I think neither Mayor Nagin nor Pat Robertson would be very happy with what God would say to him if He were to show up and speak out of the whirlwind...

Anyway, a New Testament companion piece to Job comes in the episode of Jesus' healing a man who was blind from birth. When Jesus' disciples ask, "Who sinned, this man or his parents, that he was born blind?" they show themselves to be true Friends of Job; and the answer they get is not what they expected.

I'll toss in an anecdote here...when I was a small child, the pastor of my parents' church challenged the churchfolk to read the Bible from cover to cover in a single year, and about thirty people (including my parents) did so. There was a schedule for what passages you had to read every week to stay on pace, and Brother Al would give each person a question to be answered from the next week's reading.

They got to Job, and Brother Al is passing out questions, and he gets to my dad. "Darrell," says Brother Al, "your question is: which one of Job's three friends was the shortest?"

Well, my father read the whole book, and he got to the end and thought, "Whoops, I missed it." So he read it again. And he missed it again. “What is the deal?” he thinks, and he reads it again.

He goes to church on Sunday night, and Brother Al is asking each person his question and each person is answering it, and then Brother Al gets to my dad. “So, Darrell, which one of Job’s three friends was the shortest?”

“I’m sorry,” my dad says in chagrin, “I’ve lost count of how many times I read that book, and I never did find that. I just have to say I don’t know.”

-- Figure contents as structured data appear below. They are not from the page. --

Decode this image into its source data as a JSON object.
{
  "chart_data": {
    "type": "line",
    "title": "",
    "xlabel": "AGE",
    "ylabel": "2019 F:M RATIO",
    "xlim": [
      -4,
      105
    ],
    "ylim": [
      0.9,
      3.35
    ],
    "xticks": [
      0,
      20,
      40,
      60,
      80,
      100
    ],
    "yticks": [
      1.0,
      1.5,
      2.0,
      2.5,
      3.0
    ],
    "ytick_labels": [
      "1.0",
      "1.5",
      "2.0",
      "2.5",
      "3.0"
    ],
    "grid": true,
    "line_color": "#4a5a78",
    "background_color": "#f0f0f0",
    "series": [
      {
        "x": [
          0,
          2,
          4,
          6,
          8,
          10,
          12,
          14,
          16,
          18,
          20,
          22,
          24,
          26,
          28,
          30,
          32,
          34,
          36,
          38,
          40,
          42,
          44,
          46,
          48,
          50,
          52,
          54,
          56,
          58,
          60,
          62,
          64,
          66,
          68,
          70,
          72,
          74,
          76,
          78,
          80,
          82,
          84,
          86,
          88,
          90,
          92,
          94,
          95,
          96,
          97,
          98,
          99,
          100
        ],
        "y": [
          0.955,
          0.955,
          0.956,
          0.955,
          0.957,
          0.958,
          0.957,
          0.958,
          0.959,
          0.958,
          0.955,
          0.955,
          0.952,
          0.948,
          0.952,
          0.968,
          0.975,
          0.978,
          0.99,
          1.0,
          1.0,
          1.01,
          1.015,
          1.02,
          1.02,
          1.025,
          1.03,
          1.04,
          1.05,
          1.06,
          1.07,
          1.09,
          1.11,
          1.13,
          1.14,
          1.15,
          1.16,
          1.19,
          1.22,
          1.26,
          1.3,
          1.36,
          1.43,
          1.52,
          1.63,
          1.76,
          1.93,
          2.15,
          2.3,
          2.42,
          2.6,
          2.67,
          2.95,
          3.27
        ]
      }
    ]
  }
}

“Why, Darrell, it’s obvious,” replies Brother Al. “It was Bildad – he was only a Shuhite.”

 
At 8:05 PM, Blogger Robert J.F. Sampron said...

Modern man approaches the idea of God with the skepticism of scientific revelation, not as judge.

Lewis got it wrong.

The Bible and its revelations become inconsistent with scientific revelation. It's only natural for man to grow skeptical and seek proof. Religion does not offer proof, only promises of Heaven and Hell based on stories of dragons (apocryphal Daniel) and dem bones, dem bones, dem dry bones.